Defesa sustenta que o prazo de inelegibilidade já terminou, mas decisão unânime mantém o ex-governador fora da disputa; postura marcada por ataques também dificultaria alianças em um eventual segundo turno

O Tribunal Regional Eleitoral do Rio de Janeiro (TRE-RJ) indeferiu, por unanimidade, nesta sexta-feira (11), o pedido de registro da candidatura de Anthony Garotinho (Republicanos) ao Governo do Estado. A decisão foi fundamentada em uma condenação por improbidade administrativa que determinou a suspensão dos direitos políticos do ex-governador por oito anos. Segundo o TRE-RJ, ainda cabe recurso ao Tribunal Superior Eleitoral (TSE).

Para os desembargadores eleitorais, a punição continua produzindo efeitos porque o processo somente teve seu trânsito em julgado certificado em julho de 2025. Seguindo essa interpretação, Garotinho permanece com os direitos políticos suspensos e, consequentemente, impedido de disputar as eleições.

A defesa apresenta uma contagem diferente. Os advogados argumentam que o período de inelegibilidade deveria ter começado em agosto de 2018, quando teria terminado o prazo para apresentação do último recurso naquele processo. Com base nesse entendimento, sustentam que a restrição já estaria encerrada.
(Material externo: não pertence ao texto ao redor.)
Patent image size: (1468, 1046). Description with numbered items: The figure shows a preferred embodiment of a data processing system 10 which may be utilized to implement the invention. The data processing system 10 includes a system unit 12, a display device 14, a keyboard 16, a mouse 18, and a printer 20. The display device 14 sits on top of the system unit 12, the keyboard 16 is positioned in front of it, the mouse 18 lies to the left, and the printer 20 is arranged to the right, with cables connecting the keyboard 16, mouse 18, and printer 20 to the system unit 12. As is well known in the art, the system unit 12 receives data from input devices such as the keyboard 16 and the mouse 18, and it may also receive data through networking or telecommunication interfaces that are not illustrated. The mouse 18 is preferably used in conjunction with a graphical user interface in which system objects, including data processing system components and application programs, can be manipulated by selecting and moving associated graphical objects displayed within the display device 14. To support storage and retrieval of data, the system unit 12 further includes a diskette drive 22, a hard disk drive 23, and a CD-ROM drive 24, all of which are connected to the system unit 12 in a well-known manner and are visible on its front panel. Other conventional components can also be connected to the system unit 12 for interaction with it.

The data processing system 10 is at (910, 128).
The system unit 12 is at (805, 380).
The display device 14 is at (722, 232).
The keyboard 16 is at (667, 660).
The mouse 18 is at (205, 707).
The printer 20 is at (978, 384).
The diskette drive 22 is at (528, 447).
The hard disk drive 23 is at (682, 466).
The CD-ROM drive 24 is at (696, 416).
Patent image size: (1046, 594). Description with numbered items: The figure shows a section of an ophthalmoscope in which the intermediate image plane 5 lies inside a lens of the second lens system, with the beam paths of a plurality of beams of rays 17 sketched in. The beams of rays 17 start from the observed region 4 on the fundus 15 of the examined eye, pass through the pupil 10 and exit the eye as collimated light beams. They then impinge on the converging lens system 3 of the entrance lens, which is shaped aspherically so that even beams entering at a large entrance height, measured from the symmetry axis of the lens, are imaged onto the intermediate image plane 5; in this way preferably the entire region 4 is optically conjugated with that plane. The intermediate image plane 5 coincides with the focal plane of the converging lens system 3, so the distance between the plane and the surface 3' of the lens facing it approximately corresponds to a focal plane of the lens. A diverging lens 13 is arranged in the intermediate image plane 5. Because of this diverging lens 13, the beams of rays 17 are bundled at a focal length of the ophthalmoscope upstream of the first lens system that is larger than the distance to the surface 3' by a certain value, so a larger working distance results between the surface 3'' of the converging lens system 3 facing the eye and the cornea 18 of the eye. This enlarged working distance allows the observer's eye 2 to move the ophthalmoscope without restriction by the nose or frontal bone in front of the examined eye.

Garotinho não compareceu à sessão de julgamento. Durante uma transmissão ao vivo, afirmou que recorrerá às instâncias superiores para tentar reverter a decisão e permanecer na disputa pelo Palácio Guanabara. Mesmo com o registro sob análise judicial, o ex-governador vinha participando de debates, entrevistas e atividades de campanha.

Além do obstáculo jurídico, Garotinho enfrentava uma dificuldade essencialmente política. Sua estratégia de campanha, marcada por críticas generalizadas e ataques frequentes a adversários, poderia até manter seu nome em evidência e mobilizar uma parcela fiel do eleitorado, mas reduziria drasticamente suas possibilidades de construir alianças.

Em uma eleição majoritária, chegar ao segundo turno não é suficiente. Para vencer, o candidato precisa ampliar sua base, conversar com forças políticas derrotadas na primeira etapa e conquistar o apoio de lideranças, partidos e eleitores que inicialmente estavam em outros campos. Ao transformar praticamente todos os concorrentes em inimigos e agredi-los politicamente durante a campanha, Garotinho fecharia as portas para futuras composições.

Assim, mesmo que conseguisse superar a barreira judicial e avançar ao segundo turno, o ex-governador provavelmente encontraria um cenário de forte isolamento. Quem ataca todos durante a primeira fase da eleição dificilmente consegue reunir esses mesmos grupos em torno de sua candidatura na etapa decisiva. Sua postura de confronto, portanto, poderia retirar dele qualquer possibilidade concreta de formar uma frente política suficientemente ampla para vencer a disputa estadual.